As an algorithmic framework for learning to learn, meta-learning provides a promising solution for few-shot text classification. However, most existing research fail to give enough attention to class labels. Traditional basic framework building meta-learner based on prototype networks heavily relies on inter-class variance, and it is easily influenced by noise. To address these limitations, we proposes a simple and effective few-shot text classification framework. In particular, the corresponding label templates are embed into input sentences to fully utilize the potential value of class labels, guiding the pre-trained model to generate more discriminative text representations through the semantic information conveyed by labels. With the continuous influence of label semantics, supervised contrastive learning is utilized to model the interaction information between support samples and query samples. Furthermore, the averaging mechanism is replaced with an attention mechanism to highlight vital semantic information. To verify the proposed scheme, four typical datasets are employed to assess the performance of different methods.
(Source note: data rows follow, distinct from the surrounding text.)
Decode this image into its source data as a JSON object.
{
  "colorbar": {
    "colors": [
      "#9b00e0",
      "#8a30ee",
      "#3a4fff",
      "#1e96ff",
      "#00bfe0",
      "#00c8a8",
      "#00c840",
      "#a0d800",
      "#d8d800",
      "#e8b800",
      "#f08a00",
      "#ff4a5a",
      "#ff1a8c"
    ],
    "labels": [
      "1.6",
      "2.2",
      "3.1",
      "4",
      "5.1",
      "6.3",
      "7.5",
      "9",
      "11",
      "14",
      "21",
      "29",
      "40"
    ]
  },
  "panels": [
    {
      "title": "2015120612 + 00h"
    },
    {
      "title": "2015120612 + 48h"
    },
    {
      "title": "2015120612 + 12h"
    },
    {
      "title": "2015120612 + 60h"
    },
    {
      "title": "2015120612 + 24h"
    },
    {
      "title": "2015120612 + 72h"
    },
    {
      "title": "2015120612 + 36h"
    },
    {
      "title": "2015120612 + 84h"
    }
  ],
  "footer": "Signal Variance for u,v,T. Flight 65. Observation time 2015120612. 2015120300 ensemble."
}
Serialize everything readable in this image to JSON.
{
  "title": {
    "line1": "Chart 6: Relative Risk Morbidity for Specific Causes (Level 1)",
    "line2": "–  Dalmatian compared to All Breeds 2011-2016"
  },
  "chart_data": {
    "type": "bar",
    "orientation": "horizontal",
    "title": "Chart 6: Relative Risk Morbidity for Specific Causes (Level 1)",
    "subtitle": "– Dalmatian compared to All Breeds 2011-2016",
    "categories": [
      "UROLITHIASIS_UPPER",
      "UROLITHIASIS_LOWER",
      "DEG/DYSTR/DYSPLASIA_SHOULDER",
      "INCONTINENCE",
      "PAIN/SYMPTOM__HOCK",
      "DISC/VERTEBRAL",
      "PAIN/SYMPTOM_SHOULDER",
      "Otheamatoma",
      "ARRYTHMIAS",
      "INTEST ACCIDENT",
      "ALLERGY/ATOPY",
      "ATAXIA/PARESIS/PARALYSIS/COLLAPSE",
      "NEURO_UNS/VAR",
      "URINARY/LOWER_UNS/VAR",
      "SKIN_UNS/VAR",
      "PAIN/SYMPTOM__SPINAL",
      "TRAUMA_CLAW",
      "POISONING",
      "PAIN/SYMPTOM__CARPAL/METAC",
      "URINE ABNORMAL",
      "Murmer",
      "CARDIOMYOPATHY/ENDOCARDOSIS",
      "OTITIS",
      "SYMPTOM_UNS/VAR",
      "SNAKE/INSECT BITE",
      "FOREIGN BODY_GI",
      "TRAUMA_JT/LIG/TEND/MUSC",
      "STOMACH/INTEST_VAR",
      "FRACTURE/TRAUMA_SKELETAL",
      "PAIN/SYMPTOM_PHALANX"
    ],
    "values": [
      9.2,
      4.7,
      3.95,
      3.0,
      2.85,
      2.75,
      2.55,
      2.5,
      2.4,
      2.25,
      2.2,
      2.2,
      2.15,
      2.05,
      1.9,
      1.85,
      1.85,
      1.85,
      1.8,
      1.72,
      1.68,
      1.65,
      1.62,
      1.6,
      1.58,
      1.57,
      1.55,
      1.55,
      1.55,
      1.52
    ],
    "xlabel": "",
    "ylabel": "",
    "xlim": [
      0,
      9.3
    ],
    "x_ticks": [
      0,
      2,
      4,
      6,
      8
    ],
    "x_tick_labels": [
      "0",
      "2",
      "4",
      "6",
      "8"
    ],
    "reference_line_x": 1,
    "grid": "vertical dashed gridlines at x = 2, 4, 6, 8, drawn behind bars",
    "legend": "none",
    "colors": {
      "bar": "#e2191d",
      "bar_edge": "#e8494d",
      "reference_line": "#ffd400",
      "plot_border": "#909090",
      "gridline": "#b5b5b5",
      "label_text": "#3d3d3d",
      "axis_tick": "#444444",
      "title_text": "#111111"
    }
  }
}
Experimental results demonstrate that our method achieves substantial performance enhancements and outperforms existing state-of-the-art models on few-shot text classification tasks.

Paper Structure

This paper contains 19 sections, 15 equations, 3 figures, 4 tables.

Figures (3)

  • Figure 1: The structure of our method. Eight instances from two classes $a$ and $b$ are sampled to form $\mathcal{S}$ and $\mathcal{Q}$. ${v}^{{s,q}}_{ci}$ is the text representation. In the prototype network, a fully connected layer $g(\cdot)$ produces the attention-awared representation ${{v}'}$. The weight $\gamma_i$ is applied to the $i$-th representation to obtain the class prototype for classification. $L_{pn}$ and $L_{con}$ are used for multi-task learning.
  • Figure 2: The normalized loss and accuracy of different approach with learning rate of 1e-6 and early stop strategy. The results are averaged and sampled during the testing process of HuffPost dataset.
  • Figure 3: The t-SNE figure for ContrastNet(a), LaSAML(b), Ours(c). 100 samples from 5 classes are sampled in one testing episode (N=5,K=1).